METHODS: We here describe an infant with PDGFRB-driven IM with multiple tumors at different sites, including intestinal polyposis with hematochezia, necessitating temporary chemotherapy.
CONCLUSIONS: PDGFRB-driven IM is clinically challenging due to its fluctuating course and multiple organ involvement in the first years of life. Early molecular genetic analysis is necessary to consider tyrosine kinase inhibitor treatment in case of aggressive visceral lesions.
METHODS: We here describe an infant with PDGFRB-driven IM with multiple tumors at different sites, including intestinal polyposis with hematochezia, necessitating temporary chemotherapy.
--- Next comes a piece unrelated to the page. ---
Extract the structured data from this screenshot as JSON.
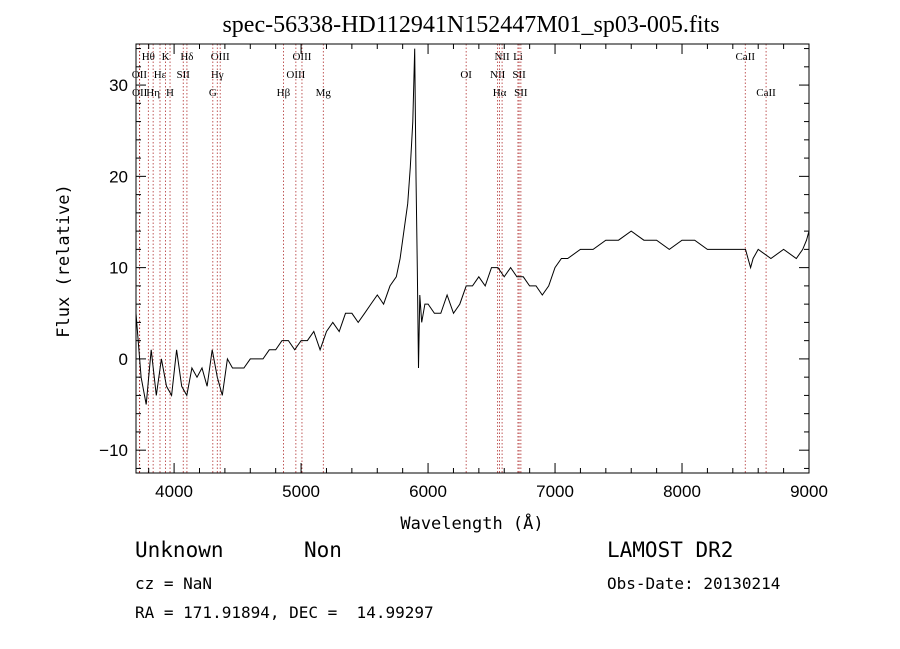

CONCLUSIONS: PDGFRB-driven IM is clinically challenging due to its fluctuating course and multiple organ involvement in the first years of life. Early molecular genetic analysis is necessary to consider tyrosine kinase inhibitor treatment in case of aggressive visceral lesions.
摘要:
背景:婴儿肌纤维瘤病(IM)是婴儿期多发纤维瘤的最常见原因。多中心疾病可能与危及生命的内脏病变有关。PDGFRB中的种系功能获得突变已被鉴定为家族性IM中最常见的分子缺陷。
方法:我们在这里描述了患有PDGFRB驱动的IM的婴儿,在不同部位有多个肿瘤,包括肠息肉伴便血,需要临时化疗。
结论:PDGFRB驱动的IM在临床上具有挑战性,因为其在生命的最初几年中具有波动的病程和多器官受累。在侵袭性内脏病变的情况下,有必要进行早期分子遗传学分析以考虑酪氨酸激酶抑制剂治疗。
方法:我们在这里描述了患有PDGFRB驱动的IM的婴儿,在不同部位有多个肿瘤,包括肠息肉伴便血,需要临时化疗。
结论:PDGFRB驱动的IM在临床上具有挑战性,因为其在生命的最初几年中具有波动的病程和多器官受累。在侵袭性内脏病变的情况下,有必要进行早期分子遗传学分析以考虑酪氨酸激酶抑制剂治疗。